Sur notre route se dresse maint bucher funéraire, maint amoncèlement d'armes et de charriots brisés. Nous arrivons jusqu'au héros étendu sur le lit de flèches. Il est transpercé de centaines de flèches ; sa tête repose sur un oreiller de flèches. Car il a refusé les coussins de duvet moelleux, pour n'accepter que l'oreiller de flèches préparé par Arjuna. Bhîshma, accompli dans le Dharma, avait, tout jeune encore, pour l'amour de son père, pour l'amour du devoir filial, par affection pour son père, prononcé un grand voeu : celui de renoncer à la vie de famille, de renoncer [3] à la couronne, pour accomplir la volonté de son père et satisfaire le coeur paternel. Et Shântanu, avec sa bénédiction, avait accordé à Bhîshma cette faveur merveilleuse : que la mort ne pourrait venir à lui qu'à son appel et à l'heure où il consentirait à mourir. Quand Bhîshma tomba, le soleil était dans sa déclinaison australe et le moment n'était pas propice pour la mort d'un homme qui ne devait plus revenir. Il usa donc du pouvoir que lui avait donné son père et repoussa la mort jusqu'à ce que le soleil vînt lui ouvrir le chemin de la paix éternelle et de la libération. Étendu là pendant bien des jours lents à passer, martyrisé par ses blessures, torturé par les angoisses du corps inutile qui lui servait de vêtement, il vit venir à lui avec de nombreux Rishis les derniers rois aryens. Shrî Krishna vint aussi, pour voir le guerrier fidèle. Là vinrent les cinq princes, fils de Pândou, les vainqueurs de la grande guerre. Tout en larmes ils entourèrent Bhîshma et l'adorèrent, remplis du désir de recevoir ses enseignements. Au héros plongé dans ces angoisses cruelles vint parler Celui dont les lèvres étaient celles de Dieu. Il le délivra de sa fièvre, lui accorda le repos du corps, la lucidité de l'esprit et le calme intérieur, puis lui ordonna d'enseigner au monde la signification du Dharma – lui qui, par sa vie, l'avait toujours enseigné, [4] qui ne s'était pas écarté du sentier du juste, qui, comme fils, prince ou homme d'État, avait toujours suivi le sentier étroit. Ceux qui l'entouraient sollicitèrent ses leçons, et Vâsudeva lui demanda de leur parler du Dharma, car Bhîshma était digne d'enseigner. (Mahabharata, Shânti Parva, § 54.)
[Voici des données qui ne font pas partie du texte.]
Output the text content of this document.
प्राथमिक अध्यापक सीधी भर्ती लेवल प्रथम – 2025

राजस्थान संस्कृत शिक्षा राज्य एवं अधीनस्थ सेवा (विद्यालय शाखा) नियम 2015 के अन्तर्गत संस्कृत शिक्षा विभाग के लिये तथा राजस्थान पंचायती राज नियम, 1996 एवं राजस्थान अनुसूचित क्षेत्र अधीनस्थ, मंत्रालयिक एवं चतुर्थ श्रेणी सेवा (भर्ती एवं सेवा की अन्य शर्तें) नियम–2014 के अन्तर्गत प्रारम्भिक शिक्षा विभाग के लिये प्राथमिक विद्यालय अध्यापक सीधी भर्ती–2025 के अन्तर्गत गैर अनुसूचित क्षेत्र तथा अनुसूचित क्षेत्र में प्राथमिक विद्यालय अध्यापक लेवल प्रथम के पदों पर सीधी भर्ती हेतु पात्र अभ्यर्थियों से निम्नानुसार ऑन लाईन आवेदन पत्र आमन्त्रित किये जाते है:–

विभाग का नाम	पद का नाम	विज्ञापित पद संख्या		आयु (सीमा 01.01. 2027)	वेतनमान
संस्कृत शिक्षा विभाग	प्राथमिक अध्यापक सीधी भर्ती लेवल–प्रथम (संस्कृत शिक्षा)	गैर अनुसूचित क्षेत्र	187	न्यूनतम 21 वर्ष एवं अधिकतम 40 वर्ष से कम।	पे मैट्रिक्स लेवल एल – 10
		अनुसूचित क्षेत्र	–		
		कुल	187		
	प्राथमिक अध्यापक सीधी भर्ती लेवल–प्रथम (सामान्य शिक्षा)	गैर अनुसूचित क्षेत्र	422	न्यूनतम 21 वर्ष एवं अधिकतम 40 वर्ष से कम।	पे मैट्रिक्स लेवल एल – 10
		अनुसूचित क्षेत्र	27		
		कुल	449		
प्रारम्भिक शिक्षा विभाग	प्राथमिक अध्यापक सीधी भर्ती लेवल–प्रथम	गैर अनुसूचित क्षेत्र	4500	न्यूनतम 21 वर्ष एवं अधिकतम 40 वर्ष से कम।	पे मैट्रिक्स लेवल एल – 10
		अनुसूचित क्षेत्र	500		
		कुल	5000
Alors se rapprochèrent de lui les fils de Pândou, ayant à leur tête leur frère ainé Yudhishthira, chef des guerriers qui avaient frappé Bhîshma de coups mortels. Yudhishthira craignait d'approcher et de poser des questions, pensant que, les flèches tirées pour sa propre cause étant en réalité les siennes, il était responsable du sang de son ainé et qu'il ne convenait pas de solliciter ses enseignements. Le voyant hésiter, Bhîshma qui, avec un esprit toujours pondéré, avait suivi le sentier difficile du devoir sans s'en écarter ni à droite ni à gauche, Bhîshma prononça ces paroles mémorables :
"Si le devoir des Brahmanes est de pratiquer la charité, l'étude et la pénitence, le devoir des Kshattriyas est de sacrifier leurs corps dans les combats. Un Kshattriya doit immoler ses pères, ses aïeux, ses frères, ses précepteurs, ses parents et ses alliés qui viendraient, pour une cause injuste, à lui livrer bataille. Tel est le devoir marqué, ô Keshava. Un Kshattriya, sachant son devoir, immole, dans la bataille, ses [5] précepteurs eux-mêmes s'il arrive qu'ils soient remplis de péchés et de convoitises, sans retenue et oublieux de leurs serments… Interroge-moi, ô enfant, sans aucune crainte".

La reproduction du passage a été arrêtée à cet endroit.